Two groups of US scientists are exploring new ways of capturing carbon dioxide from the atmosphere. One technology mimics the tree by using artificial photosynthesis. The other exploits a membrane that is a thousand times more efficient than any tree.
Although the nations of the world agreed in 2009 to attempt to limit the global warming temperature rise this century to no more than 2°C above pre-industrial levels, colossal quantities of the greenhouse gas carbon dioxide are still being emitted into the atmosphere.
So some researchers have been exploring the technology of carbon capture and storage (CCS): ways of trapping CO2 as it leaves the power station chimney or machinery exhaust and storing it for burial or reuse. Others have proposed “artificial trees” that could remove the gas from the atmosphere.
Now a team from the Howard Hughes Medical Institute, the Lawrence Berkeley National Laboratory, and the University of California at Berkeley report in the journal Nano Letters that their “potentially game-changing” technology could capture CO2 emissions before they get into the atmosphere and then use solar energy and water to turn the captured gas into the chemical substance acetate.

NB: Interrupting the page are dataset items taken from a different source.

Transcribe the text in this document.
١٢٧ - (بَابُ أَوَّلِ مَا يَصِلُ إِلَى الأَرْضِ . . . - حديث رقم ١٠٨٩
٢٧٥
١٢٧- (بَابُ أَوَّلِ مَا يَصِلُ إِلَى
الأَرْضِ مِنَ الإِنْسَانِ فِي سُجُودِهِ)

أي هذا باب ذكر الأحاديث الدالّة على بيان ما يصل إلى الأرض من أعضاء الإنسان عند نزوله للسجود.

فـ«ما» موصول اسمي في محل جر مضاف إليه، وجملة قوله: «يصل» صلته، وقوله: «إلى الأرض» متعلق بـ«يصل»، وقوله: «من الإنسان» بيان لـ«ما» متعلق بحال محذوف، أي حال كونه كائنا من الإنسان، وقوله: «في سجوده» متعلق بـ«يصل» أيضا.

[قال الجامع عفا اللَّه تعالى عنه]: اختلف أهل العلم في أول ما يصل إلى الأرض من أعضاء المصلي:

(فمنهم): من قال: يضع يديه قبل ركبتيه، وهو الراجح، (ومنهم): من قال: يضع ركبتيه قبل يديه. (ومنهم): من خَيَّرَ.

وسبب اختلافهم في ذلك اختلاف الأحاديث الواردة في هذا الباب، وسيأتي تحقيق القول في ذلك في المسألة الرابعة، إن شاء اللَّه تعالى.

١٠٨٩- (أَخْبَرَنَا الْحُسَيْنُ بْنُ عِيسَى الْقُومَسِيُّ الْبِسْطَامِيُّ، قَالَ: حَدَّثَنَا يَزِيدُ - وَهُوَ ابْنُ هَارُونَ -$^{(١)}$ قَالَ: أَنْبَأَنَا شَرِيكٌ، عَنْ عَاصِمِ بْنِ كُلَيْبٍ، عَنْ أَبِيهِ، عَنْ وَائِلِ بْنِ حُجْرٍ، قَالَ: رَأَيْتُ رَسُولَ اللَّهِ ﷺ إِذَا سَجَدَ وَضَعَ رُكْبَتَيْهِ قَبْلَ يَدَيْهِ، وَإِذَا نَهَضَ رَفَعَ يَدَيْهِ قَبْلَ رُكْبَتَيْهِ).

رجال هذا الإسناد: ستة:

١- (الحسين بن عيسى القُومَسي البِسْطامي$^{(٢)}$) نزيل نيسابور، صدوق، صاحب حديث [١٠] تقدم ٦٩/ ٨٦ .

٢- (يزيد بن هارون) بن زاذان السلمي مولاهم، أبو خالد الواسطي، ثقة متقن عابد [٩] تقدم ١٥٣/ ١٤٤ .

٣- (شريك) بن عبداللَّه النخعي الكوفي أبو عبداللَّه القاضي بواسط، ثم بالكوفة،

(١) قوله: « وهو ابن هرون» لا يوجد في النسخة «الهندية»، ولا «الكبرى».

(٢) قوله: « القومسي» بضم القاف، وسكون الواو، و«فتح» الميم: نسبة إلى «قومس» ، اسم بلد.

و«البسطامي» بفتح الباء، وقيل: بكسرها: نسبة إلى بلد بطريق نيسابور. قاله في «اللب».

Once in acetate form, the substance could be the basis of pharmaceutical drug manufacture, biodegradable plastic feedstock, or even liquid fuel.
I believe we have reached a point where it is really paramount for substantive public research and development of direct air capture.
Klaus Lackner, scientist at Arizona State University’s Centre for Negative Carbon Emissions
Nanotechnology – engineering at precisions of a millionth of a millimetre – exploits a “forest” of light-capturing “nanowire arrays” dosed with selected populations of a bacterium called Sporomusa ovala to filter the flue gases for carbon dioxide.
This inventive double act of silicon and a carbon-based life form then performs a conjuring trick called photo-electrochemistry: from the captured gas it delivers acetic acid, and it can go on doing so for about 200 hours.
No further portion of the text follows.